Altro terremoto in Luxottica, anche Cavatorta lascia il gruppo

Se ne va il successore di Guerra: Del Vecchio voleva al timone il consulente Milleri. Alcuni membri del cda vicini a dimettersi. Attesa per la reazione dei mercati

AGORDO Enrico Cavatorta, da poco più di un mese amministratore delegato di Luxottica, lascia l’incarico che aveva assunto appena 42 giorni fa ed esce definitivamente dall’azienda. La decisione è giunta al termine di un lungo e sofferto incontro con il patron Leonardo Del Vecchio, durato quasi tre ore, durante il quale sono apparse chiare le divergenze strategiche tra il fondatore presidente e il manager trevigiano, dal 1999 nel gruppo, che finora aveva riscosso la fiducia e la stima di larghissima parte del top management del gruppo di Agordo.

Un nuovo terremoto, dunque, al vertice della più importante azienda del Veneto. Con i riflettori dei mercati accesi sin dal mattino, e con mezzo consiglio di amministrazione che potrebbe essere vicino alle dimissioni, in aperto dissenso con le ultime scelte del fondatore. Del Vecchio, dopo aver «licenziato» Andrea Guerra, sembra deciso ad affidare la leadership a un manager finora sconosciuto ai grandi board ma molto vicino all’attuale moglie, Nicoletta Zampillo, madre del giovane Leonardo Maria. Il suo nome è Francesco Milleri, è esperto di informatica e da alcuni anni consulente dell’azienda. Una scelta che ha il sapore del salto nel buio per un gruppo che realizza più di 7 miliardi di ricavi ed è quotato alla Borsa di Milano e di New York.

Cavatorta aveva raccolto l’eredità di Andrea Guerra con la clausola che sarebbe stato affiancato presto da un secondo amministratore delegato. Non appena Del Vecchio, due settimane fa, ha mostrato l’intenzione di coinvolgere Milleri quale secondo amministratore Cavatorta avrebbe eccepito sul percorso professionale del manager e sulla risposta dei mercati e dei quadri aziendali. Di qui lo scontro con il fondatore e la conseguente uscita: il manager è stato invitato a vendere tutte le sue azioni Luxottica. Così nei giorni scorsi Delfin ha acquistato da Cavatorta circa 550 mila azioni, pari a un valore di 22,38 milioni di euro. La holding di Del Vecchio le ha acquistate direttamente dal manager a un prezzo medio pari a 40,69 euro per azione. La nuova, traumatica uscita del secondo amministratore delegato nel giro di poco più di mese si intreccia con la richiesta da parte di Nicoletta Zampillo, attuale moglie di Del Vecchio e madre di uno solo dei sei figli dell’industriale, di rivendicare il 25% della cassaforte Delfin.

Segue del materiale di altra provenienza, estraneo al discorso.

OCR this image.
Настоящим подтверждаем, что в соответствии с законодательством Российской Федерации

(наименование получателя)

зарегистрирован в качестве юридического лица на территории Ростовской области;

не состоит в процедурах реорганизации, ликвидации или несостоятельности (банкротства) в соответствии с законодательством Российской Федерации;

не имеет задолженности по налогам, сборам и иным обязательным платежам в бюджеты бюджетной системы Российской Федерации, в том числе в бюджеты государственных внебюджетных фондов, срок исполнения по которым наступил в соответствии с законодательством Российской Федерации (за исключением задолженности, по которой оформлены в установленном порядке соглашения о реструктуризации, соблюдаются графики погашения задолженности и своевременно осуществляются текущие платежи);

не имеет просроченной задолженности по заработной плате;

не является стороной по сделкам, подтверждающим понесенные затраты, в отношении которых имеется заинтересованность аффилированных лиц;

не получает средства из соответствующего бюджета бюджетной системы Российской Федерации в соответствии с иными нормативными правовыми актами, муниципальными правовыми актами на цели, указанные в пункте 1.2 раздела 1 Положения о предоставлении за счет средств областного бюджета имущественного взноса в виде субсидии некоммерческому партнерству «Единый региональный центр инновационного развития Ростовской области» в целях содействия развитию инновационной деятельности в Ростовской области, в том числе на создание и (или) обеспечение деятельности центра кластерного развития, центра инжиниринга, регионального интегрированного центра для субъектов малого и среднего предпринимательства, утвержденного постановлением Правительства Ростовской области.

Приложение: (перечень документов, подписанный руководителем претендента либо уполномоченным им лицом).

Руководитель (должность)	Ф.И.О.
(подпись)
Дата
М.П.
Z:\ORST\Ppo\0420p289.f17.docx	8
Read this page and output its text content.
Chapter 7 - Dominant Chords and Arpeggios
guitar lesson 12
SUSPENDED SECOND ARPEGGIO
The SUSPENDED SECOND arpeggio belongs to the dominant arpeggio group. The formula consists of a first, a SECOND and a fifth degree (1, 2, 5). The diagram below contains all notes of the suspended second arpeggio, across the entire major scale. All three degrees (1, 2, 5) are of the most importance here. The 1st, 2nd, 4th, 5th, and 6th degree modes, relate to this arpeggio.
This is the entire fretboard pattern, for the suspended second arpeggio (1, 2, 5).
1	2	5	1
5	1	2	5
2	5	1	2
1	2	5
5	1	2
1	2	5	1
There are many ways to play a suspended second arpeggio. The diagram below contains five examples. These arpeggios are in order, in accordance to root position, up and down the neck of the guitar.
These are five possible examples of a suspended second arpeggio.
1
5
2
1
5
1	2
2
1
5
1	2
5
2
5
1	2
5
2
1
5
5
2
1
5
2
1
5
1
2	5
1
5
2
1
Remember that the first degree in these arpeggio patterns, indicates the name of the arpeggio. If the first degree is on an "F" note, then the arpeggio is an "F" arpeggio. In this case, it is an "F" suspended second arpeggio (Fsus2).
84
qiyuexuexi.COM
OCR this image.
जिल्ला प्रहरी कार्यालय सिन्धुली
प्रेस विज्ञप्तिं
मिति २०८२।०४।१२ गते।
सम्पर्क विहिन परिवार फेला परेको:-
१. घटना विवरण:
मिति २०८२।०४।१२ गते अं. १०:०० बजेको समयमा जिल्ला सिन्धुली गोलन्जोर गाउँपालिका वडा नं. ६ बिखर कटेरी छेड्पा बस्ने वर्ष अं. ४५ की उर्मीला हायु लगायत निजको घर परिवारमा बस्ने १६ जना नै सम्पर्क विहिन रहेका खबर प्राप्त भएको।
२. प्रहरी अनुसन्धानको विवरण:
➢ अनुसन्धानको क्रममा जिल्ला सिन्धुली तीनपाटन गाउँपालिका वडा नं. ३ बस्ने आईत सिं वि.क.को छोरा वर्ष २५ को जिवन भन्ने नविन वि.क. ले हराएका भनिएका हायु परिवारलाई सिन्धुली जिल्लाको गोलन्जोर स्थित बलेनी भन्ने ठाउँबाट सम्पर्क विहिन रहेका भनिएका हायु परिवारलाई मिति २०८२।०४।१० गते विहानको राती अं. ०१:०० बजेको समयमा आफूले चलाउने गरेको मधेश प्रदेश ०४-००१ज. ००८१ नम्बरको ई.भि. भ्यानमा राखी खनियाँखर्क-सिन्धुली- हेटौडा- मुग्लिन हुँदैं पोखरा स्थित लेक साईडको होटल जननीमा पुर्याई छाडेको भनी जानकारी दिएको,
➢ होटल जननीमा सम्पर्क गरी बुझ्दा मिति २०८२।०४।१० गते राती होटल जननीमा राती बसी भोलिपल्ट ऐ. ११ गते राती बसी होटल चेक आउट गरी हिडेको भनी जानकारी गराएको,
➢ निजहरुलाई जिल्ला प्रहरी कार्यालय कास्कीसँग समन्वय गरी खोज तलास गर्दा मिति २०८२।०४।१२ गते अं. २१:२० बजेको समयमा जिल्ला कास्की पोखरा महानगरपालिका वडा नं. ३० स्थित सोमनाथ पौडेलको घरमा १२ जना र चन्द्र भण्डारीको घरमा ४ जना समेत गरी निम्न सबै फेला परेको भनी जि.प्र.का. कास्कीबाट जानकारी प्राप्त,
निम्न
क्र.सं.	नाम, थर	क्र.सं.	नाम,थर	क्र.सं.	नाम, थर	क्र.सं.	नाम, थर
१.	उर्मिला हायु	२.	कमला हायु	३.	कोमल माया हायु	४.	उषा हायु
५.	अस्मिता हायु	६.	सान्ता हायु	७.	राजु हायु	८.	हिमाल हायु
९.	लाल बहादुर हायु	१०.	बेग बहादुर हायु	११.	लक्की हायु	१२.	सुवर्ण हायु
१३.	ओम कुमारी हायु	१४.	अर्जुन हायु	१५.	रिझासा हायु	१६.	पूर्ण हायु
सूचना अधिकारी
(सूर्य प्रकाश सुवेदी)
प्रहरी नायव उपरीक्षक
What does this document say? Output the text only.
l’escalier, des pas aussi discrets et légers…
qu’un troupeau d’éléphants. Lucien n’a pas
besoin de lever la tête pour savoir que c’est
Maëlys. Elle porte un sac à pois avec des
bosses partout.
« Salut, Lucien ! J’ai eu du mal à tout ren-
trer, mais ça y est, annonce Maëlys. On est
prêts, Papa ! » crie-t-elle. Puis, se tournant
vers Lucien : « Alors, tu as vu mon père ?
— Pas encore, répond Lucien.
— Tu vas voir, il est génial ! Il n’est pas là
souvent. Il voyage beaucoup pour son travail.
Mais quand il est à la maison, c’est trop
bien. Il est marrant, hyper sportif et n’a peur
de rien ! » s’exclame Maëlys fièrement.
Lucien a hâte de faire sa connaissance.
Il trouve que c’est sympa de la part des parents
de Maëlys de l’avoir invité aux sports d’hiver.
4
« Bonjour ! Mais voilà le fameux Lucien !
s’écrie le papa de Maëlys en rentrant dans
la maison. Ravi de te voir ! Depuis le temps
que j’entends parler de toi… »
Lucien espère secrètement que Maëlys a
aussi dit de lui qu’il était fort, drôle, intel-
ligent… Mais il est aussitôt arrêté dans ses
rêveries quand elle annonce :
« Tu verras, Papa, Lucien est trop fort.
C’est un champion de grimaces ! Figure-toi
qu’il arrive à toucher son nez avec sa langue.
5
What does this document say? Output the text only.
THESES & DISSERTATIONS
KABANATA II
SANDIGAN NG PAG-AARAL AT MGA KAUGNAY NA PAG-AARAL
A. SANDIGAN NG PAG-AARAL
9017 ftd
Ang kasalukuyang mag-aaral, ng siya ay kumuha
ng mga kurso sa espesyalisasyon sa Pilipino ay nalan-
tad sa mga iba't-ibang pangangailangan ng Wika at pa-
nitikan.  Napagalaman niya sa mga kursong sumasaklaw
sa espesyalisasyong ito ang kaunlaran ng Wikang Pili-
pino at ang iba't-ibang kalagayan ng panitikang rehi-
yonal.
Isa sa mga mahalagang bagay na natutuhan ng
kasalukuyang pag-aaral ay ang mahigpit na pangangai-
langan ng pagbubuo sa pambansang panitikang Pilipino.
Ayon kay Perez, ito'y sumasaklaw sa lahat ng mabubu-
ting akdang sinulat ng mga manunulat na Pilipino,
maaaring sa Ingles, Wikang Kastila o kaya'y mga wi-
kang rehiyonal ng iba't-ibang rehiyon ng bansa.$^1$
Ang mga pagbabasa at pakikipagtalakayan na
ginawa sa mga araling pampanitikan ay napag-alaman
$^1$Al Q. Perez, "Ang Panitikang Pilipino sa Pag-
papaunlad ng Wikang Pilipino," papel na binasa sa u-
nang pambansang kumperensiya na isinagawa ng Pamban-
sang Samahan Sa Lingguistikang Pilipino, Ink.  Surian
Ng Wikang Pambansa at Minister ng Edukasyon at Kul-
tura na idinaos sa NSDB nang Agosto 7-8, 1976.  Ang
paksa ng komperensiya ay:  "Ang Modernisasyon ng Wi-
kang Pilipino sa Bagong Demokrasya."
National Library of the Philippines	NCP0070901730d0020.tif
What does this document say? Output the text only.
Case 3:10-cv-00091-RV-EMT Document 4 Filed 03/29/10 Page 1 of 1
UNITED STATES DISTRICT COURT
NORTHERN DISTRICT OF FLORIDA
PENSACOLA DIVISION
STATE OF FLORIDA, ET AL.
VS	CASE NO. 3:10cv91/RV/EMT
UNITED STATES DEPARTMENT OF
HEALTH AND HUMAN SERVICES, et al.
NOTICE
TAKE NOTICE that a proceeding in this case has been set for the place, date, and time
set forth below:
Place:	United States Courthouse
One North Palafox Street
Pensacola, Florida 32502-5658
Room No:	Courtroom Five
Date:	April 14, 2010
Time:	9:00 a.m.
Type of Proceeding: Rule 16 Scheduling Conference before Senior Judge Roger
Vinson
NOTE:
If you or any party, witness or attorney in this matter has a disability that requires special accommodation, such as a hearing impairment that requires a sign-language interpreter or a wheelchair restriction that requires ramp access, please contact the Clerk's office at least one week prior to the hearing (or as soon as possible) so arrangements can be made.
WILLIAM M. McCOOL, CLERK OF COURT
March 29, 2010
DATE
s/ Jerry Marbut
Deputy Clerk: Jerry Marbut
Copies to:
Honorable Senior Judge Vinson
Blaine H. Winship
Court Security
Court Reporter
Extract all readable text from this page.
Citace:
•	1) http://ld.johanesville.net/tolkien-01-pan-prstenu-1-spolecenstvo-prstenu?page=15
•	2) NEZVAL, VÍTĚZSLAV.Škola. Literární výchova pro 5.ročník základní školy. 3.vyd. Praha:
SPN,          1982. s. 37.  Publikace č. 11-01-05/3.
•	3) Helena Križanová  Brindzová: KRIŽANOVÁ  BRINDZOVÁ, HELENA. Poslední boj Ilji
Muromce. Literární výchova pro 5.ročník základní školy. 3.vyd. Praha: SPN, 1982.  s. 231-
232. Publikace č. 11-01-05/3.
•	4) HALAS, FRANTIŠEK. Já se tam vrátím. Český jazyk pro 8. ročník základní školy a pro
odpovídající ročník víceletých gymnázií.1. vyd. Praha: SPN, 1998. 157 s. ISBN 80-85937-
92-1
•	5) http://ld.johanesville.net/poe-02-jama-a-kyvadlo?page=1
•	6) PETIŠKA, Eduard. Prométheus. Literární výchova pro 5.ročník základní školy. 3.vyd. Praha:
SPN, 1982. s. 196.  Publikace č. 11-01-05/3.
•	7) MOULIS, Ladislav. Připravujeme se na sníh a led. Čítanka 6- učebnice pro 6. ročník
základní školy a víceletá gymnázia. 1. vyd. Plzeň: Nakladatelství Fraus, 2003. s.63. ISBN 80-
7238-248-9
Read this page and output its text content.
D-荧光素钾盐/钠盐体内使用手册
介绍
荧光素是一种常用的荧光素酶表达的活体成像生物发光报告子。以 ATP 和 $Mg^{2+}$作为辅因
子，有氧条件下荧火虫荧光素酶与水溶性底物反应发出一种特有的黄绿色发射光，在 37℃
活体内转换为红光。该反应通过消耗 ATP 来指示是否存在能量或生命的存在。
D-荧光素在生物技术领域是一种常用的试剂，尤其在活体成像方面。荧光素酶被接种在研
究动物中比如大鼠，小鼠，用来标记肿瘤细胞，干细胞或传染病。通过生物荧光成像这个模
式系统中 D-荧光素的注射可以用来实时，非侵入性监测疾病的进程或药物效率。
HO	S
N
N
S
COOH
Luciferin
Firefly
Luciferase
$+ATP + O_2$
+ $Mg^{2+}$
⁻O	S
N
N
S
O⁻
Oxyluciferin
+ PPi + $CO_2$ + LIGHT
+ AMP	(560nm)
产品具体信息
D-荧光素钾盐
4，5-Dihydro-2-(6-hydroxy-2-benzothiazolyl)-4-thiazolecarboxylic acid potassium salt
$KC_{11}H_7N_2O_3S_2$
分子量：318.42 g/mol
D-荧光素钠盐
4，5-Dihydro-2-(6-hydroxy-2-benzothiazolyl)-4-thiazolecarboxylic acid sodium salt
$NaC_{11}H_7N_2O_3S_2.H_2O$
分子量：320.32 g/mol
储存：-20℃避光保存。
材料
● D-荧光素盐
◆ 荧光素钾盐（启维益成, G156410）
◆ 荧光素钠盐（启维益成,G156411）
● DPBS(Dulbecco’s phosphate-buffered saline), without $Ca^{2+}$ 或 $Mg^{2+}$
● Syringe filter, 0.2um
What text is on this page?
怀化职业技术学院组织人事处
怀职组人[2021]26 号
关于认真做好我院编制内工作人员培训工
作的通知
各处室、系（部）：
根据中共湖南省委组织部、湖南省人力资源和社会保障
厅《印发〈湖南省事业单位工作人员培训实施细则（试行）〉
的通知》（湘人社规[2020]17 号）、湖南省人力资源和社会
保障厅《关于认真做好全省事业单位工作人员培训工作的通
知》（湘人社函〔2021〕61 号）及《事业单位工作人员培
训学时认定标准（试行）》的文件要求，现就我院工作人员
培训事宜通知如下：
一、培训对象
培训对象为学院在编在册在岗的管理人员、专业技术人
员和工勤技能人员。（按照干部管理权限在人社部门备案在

Per questa ragione l’industriale ha incaricato lo studio Erede di predisporre un piano di successione per i sei figli: una soluzione che era già stata approfondita tre anni fa, senza tuttavia giungere a un accordo tra i diversi rami familiari.

Una situazione che rischia di complicarsi se il fondatore, che nel frattempo si è ripreso deleghe esecutive, non chiarirà in tempi brevi le strategie industriali del gruppo e la mappa della governance. Il punto vero è che, per soddisfare la richiesta dell’attuale moglie, gli altri cinque eredi dovrebbero retrocedere ciascuno del 4 per cento delle rispettive quote. Uno scenario impensabile perché si tradurrebbe nella rinuncia, agli attuali corsi di borsa, di mezzo miliardo di euro in valore ciascuno. Tra oggi e domani il consiglio di amministrazione e, solo al termine, è attesa una nota dell’azienda.